Menzer left Walmart in early 2009 after a career in which he served as chief administrative officer, CEO of Walmart International and CFO of Wal-Mart Stores. After he retired from Walmart, he surfaced as the CEO of Michaels, the nation’s leading arts and crafts retailer with more than 1,000 stores. Following his stroke in April, Michaels created an office of the CEO comprised of Lew Klessel, interim COO and a managing director of Bain Capital, and Chuck Sonsteby, Michael’s chief administrative officer and CFO. The pair will continue to lead the company until Menzer’s successor is hired.

“Our thoughts and prayers continue to be with John and his family during his ongoing recovery, said Matt Levin, managing director with Bain Capital Partners, the private equity firm who, along with The Blackstone Group, owns 93% of Michael’s outstanding shares. “We will greatly miss his leadership, passion and enthusiasm, but the imprint he has left on the company will endure in its people and their commitment to excellence. John’s contributions to Michaels cannot be overstated and he will always remain part of the Michaels family.”

The words were less kind regarding Herkert’s departure from Supervalu, a company he joined as CEO in 2009 after serving as Walmart International’s president and CEO of the Americas. In all fairness, Herkert inherited a difficult situation at Supervalu, but he failed to meaningfully improve the company’s performance and lost the confidence of the food retailer’s board. The final straw came on July 11 when Supervalu shares tumbled following the release of financial results in which earnings per share of 19 cents were about half of what analysts expected. To conserve cash, Supervalu suspended its dividend, and Herkert announced the company was for sale.

Less than three weeks after the bad news was delivered to investors, the company announced Herkert had been replaced by Wayne Sales, a current Supervalu board member and the retired vice chairman of Canadian Tire, a leading general merchandise retailer in Canada.

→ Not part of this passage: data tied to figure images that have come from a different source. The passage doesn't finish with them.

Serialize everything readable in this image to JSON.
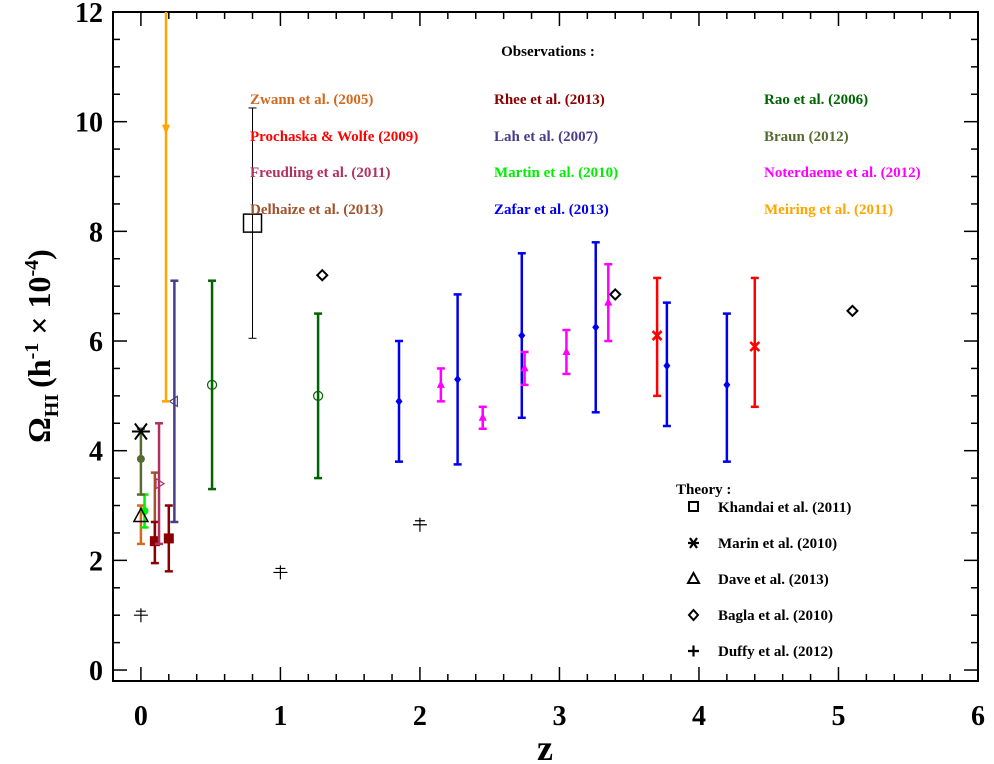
{
  "chart_data": {
    "type": "scatter",
    "x_axis": {
      "label": "z",
      "range": [
        -0.2,
        6.0
      ],
      "ticks": [
        0,
        1,
        2,
        3,
        4,
        5,
        6
      ],
      "minor_step": 0.2
    },
    "y_axis": {
      "label_symbol": "Ω",
      "label_subscript": "HI",
      "label_units": "(h",
      "label_exp1": "-1",
      "label_times": " × 10",
      "label_exp2": "-4",
      "label_close": ")",
      "range": [
        -0.2,
        12.0
      ],
      "ticks": [
        0,
        2,
        4,
        6,
        8,
        10,
        12
      ],
      "minor_step": 0.5
    },
    "legend_observations_title": "Observations :",
    "legend_theory_title": "Theory :",
    "observations": [
      {
        "name": "Zwann et al. (2005)",
        "color": "#d2691e",
        "marker": "none",
        "points": [
          {
            "x": 0.0,
            "y": 2.6,
            "ylo": 2.3,
            "yhi": 3.0
          }
        ]
      },
      {
        "name": "Delhaize et al. (2013)",
        "color": "#a0522d",
        "marker": "none",
        "points": [
          {
            "x": 0.1,
            "y": 2.9,
            "ylo": 2.3,
            "yhi": 3.6
          }
        ]
      },
      {
        "name": "Martin et al. (2010)",
        "color": "#00ee00",
        "marker": "filled-circle",
        "points": [
          {
            "x": 0.026,
            "y": 2.9,
            "ylo": 2.6,
            "yhi": 3.2
          }
        ]
      },
      {
        "name": "Braun (2012)",
        "color": "#556b2f",
        "marker": "filled-circle",
        "points": [
          {
            "x": 0.0,
            "y": 3.85,
            "ylo": 3.2,
            "yhi": 4.4
          }
        ]
      },
      {
        "name": "Prochaska & Wolfe (2009)",
        "color": "#ff0000",
        "marker": "x",
        "points": [
          {
            "x": 3.7,
            "y": 6.1,
            "ylo": 5.0,
            "yhi": 7.15
          },
          {
            "x": 4.4,
            "y": 5.9,
            "ylo": 4.8,
            "yhi": 7.15
          }
        ]
      },
      {
        "name": "Rhee et al. (2013)",
        "color": "#8b0000",
        "marker": "filled-square",
        "points": [
          {
            "x": 0.1,
            "y": 2.35,
            "ylo": 1.95,
            "yhi": 2.7
          },
          {
            "x": 0.2,
            "y": 2.4,
            "ylo": 1.8,
            "yhi": 3.0
          }
        ]
      },
      {
        "name": "Zafar et al. (2013)",
        "color": "#0000ee",
        "marker": "filled-diamond",
        "points": [
          {
            "x": 1.85,
            "y": 4.9,
            "ylo": 3.8,
            "yhi": 6.0
          },
          {
            "x": 2.27,
            "y": 5.3,
            "ylo": 3.75,
            "yhi": 6.85
          },
          {
            "x": 2.73,
            "y": 6.1,
            "ylo": 4.6,
            "yhi": 7.6
          },
          {
            "x": 3.26,
            "y": 6.25,
            "ylo": 4.7,
            "yhi": 7.8
          },
          {
            "x": 3.77,
            "y": 5.55,
            "ylo": 4.45,
            "yhi": 6.7
          },
          {
            "x": 4.2,
            "y": 5.2,
            "ylo": 3.8,
            "yhi": 6.5
          }
        ]
      },
      {
        "name": "Noterdaeme et al. (2012)",
        "color": "#ff00ff",
        "marker": "filled-triangle",
        "points": [
          {
            "x": 2.15,
            "y": 5.2,
            "ylo": 4.9,
            "yhi": 5.5
          },
          {
            "x": 2.45,
            "y": 4.6,
            "ylo": 4.4,
            "yhi": 4.8
          },
          {
            "x": 2.75,
            "y": 5.5,
            "ylo": 5.2,
            "yhi": 5.8
          },
          {
            "x": 3.05,
            "y": 5.8,
            "ylo": 5.4,
            "yhi": 6.2
          },
          {
            "x": 3.35,
            "y": 6.7,
            "ylo": 6.0,
            "yhi": 7.4
          }
        ]
      },
      {
        "name": "Freudling et al. (2011)",
        "color": "#b03060",
        "marker": "open-triangle-right",
        "points": [
          {
            "x": 0.13,
            "y": 3.4,
            "ylo": 2.3,
            "yhi": 4.5
          }
        ]
      },
      {
        "name": "Lah et al. (2007)",
        "color": "#483d8b",
        "marker": "open-triangle-left",
        "points": [
          {
            "x": 0.24,
            "y": 4.9,
            "ylo": 2.7,
            "yhi": 7.1
          }
        ]
      },
      {
        "name": "Rao et al. (2006)",
        "color": "#006400",
        "marker": "open-circle",
        "points": [
          {
            "x": 0.51,
            "y": 5.2,
            "ylo": 3.3,
            "yhi": 7.1
          },
          {
            "x": 1.27,
            "y": 5.0,
            "ylo": 3.5,
            "yhi": 6.5
          }
        ]
      },
      {
        "name": "Meiring et al. (2011)",
        "color": "#ffa500",
        "marker": "arrow-down",
        "points": [
          {
            "x": 0.18,
            "y": 9.8,
            "ylo": 4.9,
            "yhi": 12.0
          }
        ]
      }
    ],
    "theory": [
      {
        "name": "Khandai et al. (2011)",
        "marker": "open-square",
        "points": [
          {
            "x": 0.8,
            "y": 8.15,
            "ylo": 6.05,
            "yhi": 10.25
          }
        ]
      },
      {
        "name": "Marin et al. (2010)",
        "marker": "asterisk",
        "points": [
          {
            "x": 0.0,
            "y": 4.35
          }
        ]
      },
      {
        "name": "Dave et al. (2013)",
        "marker": "open-triangle",
        "points": [
          {
            "x": 0.0,
            "y": 2.8
          }
        ]
      },
      {
        "name": "Bagla et al. (2010)",
        "marker": "open-diamond",
        "points": [
          {
            "x": 1.3,
            "y": 7.2
          },
          {
            "x": 3.4,
            "y": 6.85
          },
          {
            "x": 5.1,
            "y": 6.55
          }
        ]
      },
      {
        "name": "Duffy et al. (2012)",
        "marker": "plus",
        "points": [
          {
            "x": 0.0,
            "y": 1.0
          },
          {
            "x": 1.0,
            "y": 1.78
          },
          {
            "x": 2.0,
            "y": 2.65
          }
        ]
      }
    ]
  }
}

“In my new role, I will work closely with our leadership team to improve our sales and earnings trajectory and generate long-term shareholder value, focusing relentlessly on identifying factors that will drive meaningful improvements in our strategy execution and overall performance,” Sales said. “We will take significant cost out of the business, and move with urgency in our retail food business to lower prices and create points of sustainable differentiation for our customers.”